Nachdem er gerettet, was zu retten war, versuchte er sich zu beherrschen und ruhig dem Tode ins Auge zu sehen. Es blieb ihm keine andere Wahl. Der Holzstoß brannte wie ein Feuerzeichen über dem Wüstenmeer; ringsum war das öde Land prächtig erhellt. Etwa zwanzig Schritt entfernt standen die Wölfe mit hängenden Zungen und Schwänzen, heimtückisch beobachtend, was auf dem Hügel vor sich ging. Tsagan versuchte nicht mehr zu bellen. Mit gespitzten Ohren stand er einige Schritte vom Feuer entfernt und starrte auf das Rudel. Er gähnte und atmete hastig und schnell.

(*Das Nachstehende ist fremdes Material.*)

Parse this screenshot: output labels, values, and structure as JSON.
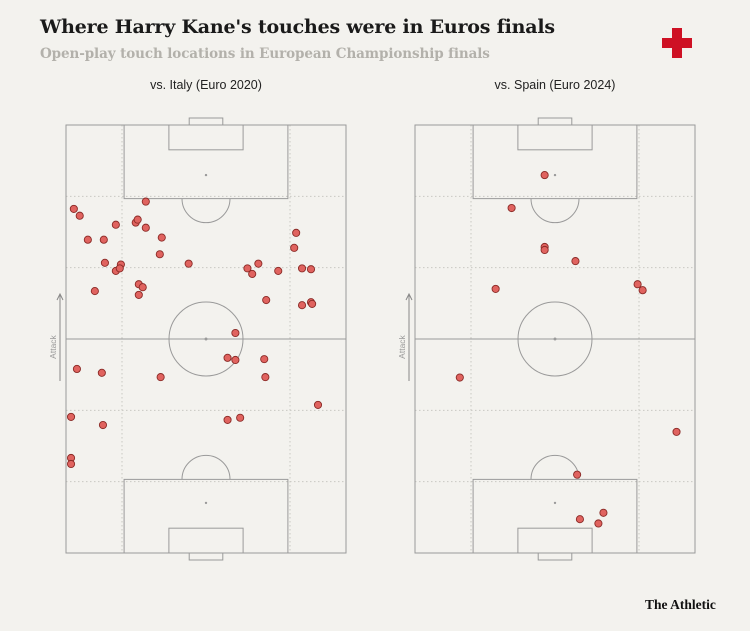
{
  "title": "Where Harry Kane's touches were in Euros finals",
  "subtitle": "Open-play touch locations in European Championship finals",
  "brand": "The Athletic",
  "attack_label": "Attack",
  "colors": {
    "background": "#f3f2ee",
    "dot_fill": "#e0635f",
    "dot_stroke": "#8a2a26",
    "pitch_line": "#9a9a9a",
    "flag_red": "#ce1124"
  },
  "icons": {
    "flag": "england-flag-icon",
    "arrow": "up-arrow-icon"
  },
  "chart_data": [
    {
      "type": "scatter",
      "title": "vs. Italy (Euro 2020)",
      "xlim": [
        0,
        100
      ],
      "ylim": [
        0,
        100
      ],
      "points": [
        {
          "x": 2.8,
          "y": 80.4
        },
        {
          "x": 4.9,
          "y": 78.8
        },
        {
          "x": 7.8,
          "y": 73.2
        },
        {
          "x": 13.5,
          "y": 73.2
        },
        {
          "x": 17.8,
          "y": 76.7
        },
        {
          "x": 24.9,
          "y": 77.2
        },
        {
          "x": 25.6,
          "y": 77.9
        },
        {
          "x": 28.5,
          "y": 76.0
        },
        {
          "x": 28.5,
          "y": 82.1
        },
        {
          "x": 34.2,
          "y": 73.7
        },
        {
          "x": 33.5,
          "y": 69.8
        },
        {
          "x": 13.9,
          "y": 67.8
        },
        {
          "x": 19.6,
          "y": 67.4
        },
        {
          "x": 17.8,
          "y": 65.9
        },
        {
          "x": 19.2,
          "y": 66.5
        },
        {
          "x": 26.0,
          "y": 62.8
        },
        {
          "x": 27.4,
          "y": 62.1
        },
        {
          "x": 26.0,
          "y": 60.3
        },
        {
          "x": 10.3,
          "y": 61.2
        },
        {
          "x": 43.8,
          "y": 67.6
        },
        {
          "x": 64.8,
          "y": 66.5
        },
        {
          "x": 66.5,
          "y": 65.2
        },
        {
          "x": 68.7,
          "y": 67.6
        },
        {
          "x": 75.8,
          "y": 65.9
        },
        {
          "x": 82.2,
          "y": 74.8
        },
        {
          "x": 81.5,
          "y": 71.3
        },
        {
          "x": 84.3,
          "y": 66.5
        },
        {
          "x": 87.5,
          "y": 66.3
        },
        {
          "x": 71.5,
          "y": 59.1
        },
        {
          "x": 84.3,
          "y": 57.9
        },
        {
          "x": 87.5,
          "y": 58.6
        },
        {
          "x": 87.9,
          "y": 58.2
        },
        {
          "x": 60.5,
          "y": 51.4
        },
        {
          "x": 70.8,
          "y": 45.3
        },
        {
          "x": 60.5,
          "y": 45.1
        },
        {
          "x": 57.7,
          "y": 45.6
        },
        {
          "x": 71.2,
          "y": 41.1
        },
        {
          "x": 90.0,
          "y": 34.6
        },
        {
          "x": 3.9,
          "y": 43.0
        },
        {
          "x": 12.8,
          "y": 42.1
        },
        {
          "x": 33.8,
          "y": 41.1
        },
        {
          "x": 1.8,
          "y": 31.8
        },
        {
          "x": 13.2,
          "y": 29.9
        },
        {
          "x": 57.7,
          "y": 31.1
        },
        {
          "x": 62.2,
          "y": 31.6
        },
        {
          "x": 1.8,
          "y": 22.2
        },
        {
          "x": 1.8,
          "y": 20.8
        }
      ]
    },
    {
      "type": "scatter",
      "title": "vs. Spain (Euro 2024)",
      "xlim": [
        0,
        100
      ],
      "ylim": [
        0,
        100
      ],
      "points": [
        {
          "x": 46.3,
          "y": 88.3
        },
        {
          "x": 34.5,
          "y": 80.6
        },
        {
          "x": 46.3,
          "y": 71.5
        },
        {
          "x": 46.3,
          "y": 70.8
        },
        {
          "x": 57.3,
          "y": 68.2
        },
        {
          "x": 28.8,
          "y": 61.7
        },
        {
          "x": 81.3,
          "y": 61.4
        },
        {
          "x": 79.5,
          "y": 62.8
        },
        {
          "x": 16.0,
          "y": 41.0
        },
        {
          "x": 93.4,
          "y": 28.3
        },
        {
          "x": 57.9,
          "y": 18.3
        },
        {
          "x": 67.3,
          "y": 9.4
        },
        {
          "x": 58.9,
          "y": 7.9
        },
        {
          "x": 65.5,
          "y": 6.9
        }
      ]
    }
  ]
}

Vom Holzstapel stieg eine dichte Rauchsäule empor, beleuchtet von zahllosen kleinen Funken, die sich in spielerischem Tanz gegen die Vernichtung wehrten. Von Zeit zu Zeit hörte man ein Rascheln, wenn die Feuerbrände aufgezehrt waren und der Haufen zusammensank. Seine Leuchtkraft ließ nach und ging ins Rötliche über. Der Kreis, den der Feuerschein erhellte, schrumpfte zusammen, und Schritt für Schritt kamen die Wölfe näher. Tsangpo ging um den Holzstoß mit einer Tamariskenstange herum und schichtete die Feuerbrände zu einem dichten Haufen, der lange glühen mußte. Schließlich, dachte er sich, will ich mit meinen bloßen Händen den Wölfen glühende Kohle in den Rachen werfen.

Nur ein paar Schritte war es von dem einen Feuer zum andern. Dorthin setzte er sich; wieder zog er das Messer aus der Scheide und begann es zu wetzen. Es war eine häßliche tatarische Klinge, die er einmal auf einer Reise nach Kobdo von einem Kaufmann aus Andischan erstanden hatte. An einem Tamariskenstamm erprobte er ihre Schärfe. Sie schnitt ihn wie Papier. Aber Tsangpo fuhr trotzdem fort, das Messer zu schleifen, bis der Stiefelschaft glänzte. Die Klinge war zweischneidig und hatte tiefe runde Rinnen, in denen das Blut ablaufen konnte, wenn sie im Kampf in ein lebendes Wesen gestoßen worden war.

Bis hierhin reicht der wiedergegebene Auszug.